Akbar-Try Cs Disoraki Aktivis 98
Kamis, 23 Nov 2006 13:56 WIB
Jakarta - Bosan dengan segala retorika dan janji-janji politik, aktivis 1998 menantang Akbar Tandjung dan Try Soetrisno cs melakukan perubahan yang konkret guna mengatasi kemelut bangsa. Politisi senior ini pun disoraki kala memberi jawaban yang tidak memuaskan. Huuu....!Suasana diskusi publik Gerakan Kebangkitan Indonesia Raya memanas saat Ardian Napitupulu dari Forkot menantang politisi senior untuk melakukan perubahan."Bapak-bapak dari 20 tahun lalu, 10 tahun lalu hingga sekarang hanya bisa bicara. Tidak punya keberanian untuk merebut kekuasaan dan melakukan perubahan," kata Adian yang disambut teriakan "Ayo pimpin kami... Bang Akbar... Bang Try!" dari 200-an audiens.Tidak hanya itu, aktivis 1998 juga membentangkan poster bertuliskan "SBY-JK turun" dan ada salah seorang aktivis yang berlari mengelilingi ruangan sambil mengibarkan bendera Merah Putih."Kami tidak butuh wacana, tetapi kami butuh perubahan konkret.

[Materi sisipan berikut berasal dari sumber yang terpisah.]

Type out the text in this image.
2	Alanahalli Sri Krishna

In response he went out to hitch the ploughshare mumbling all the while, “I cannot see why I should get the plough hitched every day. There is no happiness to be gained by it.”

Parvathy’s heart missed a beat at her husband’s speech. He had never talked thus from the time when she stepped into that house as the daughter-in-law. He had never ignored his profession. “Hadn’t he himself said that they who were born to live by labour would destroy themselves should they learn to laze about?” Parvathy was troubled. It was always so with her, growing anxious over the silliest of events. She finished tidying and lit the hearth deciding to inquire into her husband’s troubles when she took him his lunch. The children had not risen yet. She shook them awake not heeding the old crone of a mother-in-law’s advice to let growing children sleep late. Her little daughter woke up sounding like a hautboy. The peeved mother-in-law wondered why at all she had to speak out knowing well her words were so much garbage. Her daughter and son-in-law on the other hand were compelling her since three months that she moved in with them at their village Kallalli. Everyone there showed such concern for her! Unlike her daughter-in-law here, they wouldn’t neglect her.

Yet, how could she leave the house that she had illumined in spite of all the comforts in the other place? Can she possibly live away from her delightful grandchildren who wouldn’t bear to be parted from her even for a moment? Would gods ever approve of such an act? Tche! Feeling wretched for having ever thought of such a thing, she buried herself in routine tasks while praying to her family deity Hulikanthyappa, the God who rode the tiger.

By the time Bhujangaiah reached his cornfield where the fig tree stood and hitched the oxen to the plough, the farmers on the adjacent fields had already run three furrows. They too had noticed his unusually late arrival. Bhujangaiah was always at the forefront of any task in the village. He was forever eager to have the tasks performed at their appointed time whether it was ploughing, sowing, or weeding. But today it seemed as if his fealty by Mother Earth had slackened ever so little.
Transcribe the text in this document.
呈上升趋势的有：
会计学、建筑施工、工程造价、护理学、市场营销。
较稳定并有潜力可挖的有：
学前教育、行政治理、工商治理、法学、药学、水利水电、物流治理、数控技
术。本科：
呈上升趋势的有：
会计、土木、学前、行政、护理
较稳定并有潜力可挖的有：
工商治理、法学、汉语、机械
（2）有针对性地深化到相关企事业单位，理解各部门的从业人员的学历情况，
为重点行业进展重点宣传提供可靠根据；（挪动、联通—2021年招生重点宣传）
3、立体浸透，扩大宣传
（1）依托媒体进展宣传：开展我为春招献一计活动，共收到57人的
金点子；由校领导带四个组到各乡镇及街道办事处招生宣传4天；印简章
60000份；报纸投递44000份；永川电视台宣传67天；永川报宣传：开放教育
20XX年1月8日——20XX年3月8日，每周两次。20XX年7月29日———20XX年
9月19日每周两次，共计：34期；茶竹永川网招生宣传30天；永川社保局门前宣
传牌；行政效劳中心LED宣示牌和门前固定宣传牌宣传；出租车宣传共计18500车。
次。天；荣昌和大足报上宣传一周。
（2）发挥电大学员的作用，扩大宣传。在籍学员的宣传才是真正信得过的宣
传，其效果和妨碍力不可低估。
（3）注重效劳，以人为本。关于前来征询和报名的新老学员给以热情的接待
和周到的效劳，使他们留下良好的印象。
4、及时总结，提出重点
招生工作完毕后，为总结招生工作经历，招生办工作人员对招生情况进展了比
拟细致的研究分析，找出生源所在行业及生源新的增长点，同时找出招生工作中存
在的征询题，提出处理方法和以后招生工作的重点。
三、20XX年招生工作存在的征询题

Kami siap turun ke jalan segera membuat perubahan. Kami bosan dengan omongan yang dari dulu hanya begitu saja. Dari 1998 generasi muda selalu minta perubahan, generasi tua hanya ngekor. Kini saatnya kita berdua bersinergi melakukan perubahan," papar Adian.Akbar yang mengenakan batik warna coklat pun tampak adem ayem mendengar tantangan itu. Mantan Ketua DPR ini pun tersenyum."Saya kira masih ada waktu untuk presiden dan wapres memperbaiki diri dan kinerja kabinetnya. Kalau mau meng-impeach presiden harus ada kesalahan konstitusional yang dilakukan presiden atau perbuatan kriminal. Ini pun jalannya masih lama," kata Akbar yang langsung disoraki huuu...!Melihat situasi memanas, Try akhirnya turun tangan. "Perbedaan jangan membuat kita pecah. Justru perpecahan akan dimanfaatkan pihak asing, salah satunya yang tengah mengintip kekayaan bangsa Indonesia kita, jangan cerai berai, satukan langkah untuk membuat perubahan," kata Try.Mendengar ajakan itu, darah muda aktivis 1998 yang semula bergolak akhirnya mereda, situasi pun terkendali. Sementara tokoh senior Mega, Gus Dur, dan Wiranto hingga akhir acara tidak hadir.